What does net – zero carbon emissions mean for the fossil fuel industry?

The burning of fossil fuels accounts for more than 80% of global CO 2 emissions, which are the main contributors to climate change. According to the World Economic Forum, climate change poses existential risks to humanity and requires urgent action. The Paris Climate Agreement seeks to limit global warming by requiring countries to reduce CO 2 emissions to zero by 2050.

We hosted Professor Myles Allen, the University of Oxford’s physicist behind net-zero and one of the co-authors of the UN Climate report to discuss the implications of net-zero for the fossil fuel industry and companies such as Sasol, Exarro and Thungela Resources.
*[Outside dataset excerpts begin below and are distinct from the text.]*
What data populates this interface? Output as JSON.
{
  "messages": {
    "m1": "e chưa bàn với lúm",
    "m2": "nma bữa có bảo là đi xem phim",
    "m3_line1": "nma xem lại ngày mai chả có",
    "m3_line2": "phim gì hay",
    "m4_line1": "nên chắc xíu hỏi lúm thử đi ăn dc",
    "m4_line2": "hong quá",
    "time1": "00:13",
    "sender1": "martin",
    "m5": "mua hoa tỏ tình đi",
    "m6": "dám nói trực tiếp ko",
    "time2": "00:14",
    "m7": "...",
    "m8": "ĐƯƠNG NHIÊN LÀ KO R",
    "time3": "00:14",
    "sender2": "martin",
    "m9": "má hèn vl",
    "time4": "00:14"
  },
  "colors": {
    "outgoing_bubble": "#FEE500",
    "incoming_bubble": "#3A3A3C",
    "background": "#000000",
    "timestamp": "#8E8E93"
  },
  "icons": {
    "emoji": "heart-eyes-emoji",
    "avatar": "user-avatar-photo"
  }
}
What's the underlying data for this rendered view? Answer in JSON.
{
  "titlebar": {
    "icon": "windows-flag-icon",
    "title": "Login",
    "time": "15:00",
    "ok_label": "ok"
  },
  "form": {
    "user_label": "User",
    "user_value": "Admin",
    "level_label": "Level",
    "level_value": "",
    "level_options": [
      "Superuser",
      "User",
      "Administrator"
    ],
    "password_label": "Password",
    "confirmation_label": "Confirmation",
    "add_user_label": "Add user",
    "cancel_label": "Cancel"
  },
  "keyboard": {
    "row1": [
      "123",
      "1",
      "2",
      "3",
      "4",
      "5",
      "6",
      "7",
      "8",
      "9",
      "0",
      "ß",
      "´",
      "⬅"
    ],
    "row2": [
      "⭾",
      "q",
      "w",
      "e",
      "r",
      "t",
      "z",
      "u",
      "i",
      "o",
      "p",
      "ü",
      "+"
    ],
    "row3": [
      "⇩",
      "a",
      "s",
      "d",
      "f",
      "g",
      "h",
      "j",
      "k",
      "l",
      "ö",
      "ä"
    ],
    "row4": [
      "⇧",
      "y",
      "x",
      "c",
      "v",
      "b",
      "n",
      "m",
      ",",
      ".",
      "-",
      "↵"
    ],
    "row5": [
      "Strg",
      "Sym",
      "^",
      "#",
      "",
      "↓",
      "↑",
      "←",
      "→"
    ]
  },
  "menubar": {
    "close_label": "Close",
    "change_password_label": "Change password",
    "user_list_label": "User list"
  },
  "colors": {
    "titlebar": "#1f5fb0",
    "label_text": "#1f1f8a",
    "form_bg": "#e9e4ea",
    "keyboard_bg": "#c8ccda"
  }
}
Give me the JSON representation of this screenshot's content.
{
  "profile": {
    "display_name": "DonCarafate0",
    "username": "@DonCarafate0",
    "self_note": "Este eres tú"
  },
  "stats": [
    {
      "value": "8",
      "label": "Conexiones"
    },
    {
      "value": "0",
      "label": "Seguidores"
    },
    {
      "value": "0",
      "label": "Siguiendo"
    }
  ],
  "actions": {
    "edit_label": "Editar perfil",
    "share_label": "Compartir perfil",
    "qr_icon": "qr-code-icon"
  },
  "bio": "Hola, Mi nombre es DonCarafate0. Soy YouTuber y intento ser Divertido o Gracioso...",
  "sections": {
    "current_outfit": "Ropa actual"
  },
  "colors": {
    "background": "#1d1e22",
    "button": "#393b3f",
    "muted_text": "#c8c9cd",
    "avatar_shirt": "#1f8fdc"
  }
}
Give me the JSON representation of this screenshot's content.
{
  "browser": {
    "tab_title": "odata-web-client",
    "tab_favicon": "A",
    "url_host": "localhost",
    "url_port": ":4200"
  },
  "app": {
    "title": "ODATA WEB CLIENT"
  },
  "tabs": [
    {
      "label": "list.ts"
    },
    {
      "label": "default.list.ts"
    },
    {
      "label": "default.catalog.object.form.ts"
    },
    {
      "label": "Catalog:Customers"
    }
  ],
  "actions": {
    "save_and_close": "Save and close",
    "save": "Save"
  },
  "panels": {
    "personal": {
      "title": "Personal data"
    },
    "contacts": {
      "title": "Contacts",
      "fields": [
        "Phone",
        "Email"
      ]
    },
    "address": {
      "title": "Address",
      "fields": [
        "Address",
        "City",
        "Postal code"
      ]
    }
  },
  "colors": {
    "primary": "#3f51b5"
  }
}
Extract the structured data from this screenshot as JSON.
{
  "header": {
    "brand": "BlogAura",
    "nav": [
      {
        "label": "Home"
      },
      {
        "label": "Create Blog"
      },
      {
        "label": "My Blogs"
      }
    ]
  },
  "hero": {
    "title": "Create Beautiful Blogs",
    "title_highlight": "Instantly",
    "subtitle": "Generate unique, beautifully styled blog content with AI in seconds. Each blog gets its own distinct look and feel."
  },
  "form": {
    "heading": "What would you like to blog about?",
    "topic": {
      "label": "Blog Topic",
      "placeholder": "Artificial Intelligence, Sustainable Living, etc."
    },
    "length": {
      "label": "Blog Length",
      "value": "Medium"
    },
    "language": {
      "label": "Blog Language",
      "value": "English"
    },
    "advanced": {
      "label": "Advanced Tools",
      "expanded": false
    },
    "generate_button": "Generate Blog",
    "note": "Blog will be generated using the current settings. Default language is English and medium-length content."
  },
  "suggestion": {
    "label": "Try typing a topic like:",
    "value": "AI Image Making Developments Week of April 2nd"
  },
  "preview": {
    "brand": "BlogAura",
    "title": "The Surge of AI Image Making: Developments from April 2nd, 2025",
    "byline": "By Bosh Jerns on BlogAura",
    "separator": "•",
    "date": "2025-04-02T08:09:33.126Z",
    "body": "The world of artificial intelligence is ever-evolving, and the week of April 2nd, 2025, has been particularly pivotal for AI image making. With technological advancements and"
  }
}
Myles Allen developed the methods used by the Intergovernmental Panel on Climate Change (IPCC) to quantify the size of human influence on observed and projected changes in global temperature. He founded the climateprediction.net project, enabling members of the public to volunteer computing resources to run the world’s largest climate modeling experiments. He was awarded the Appleton Medal and Prize from the Institute of Physics “for his important contributions to the detection and attribution of human influence on climate and quantifying uncertainty in climate predictions.”

Myles is the Professor of Geosystem Science in the School of Geography and the Environment, Head of the Climate Dynamics Group in the Department of Physics, as well as Lead Researcher on the Oxford Martin Net Zero Carbon Investment Initiative, among other programmes, at Oxford University.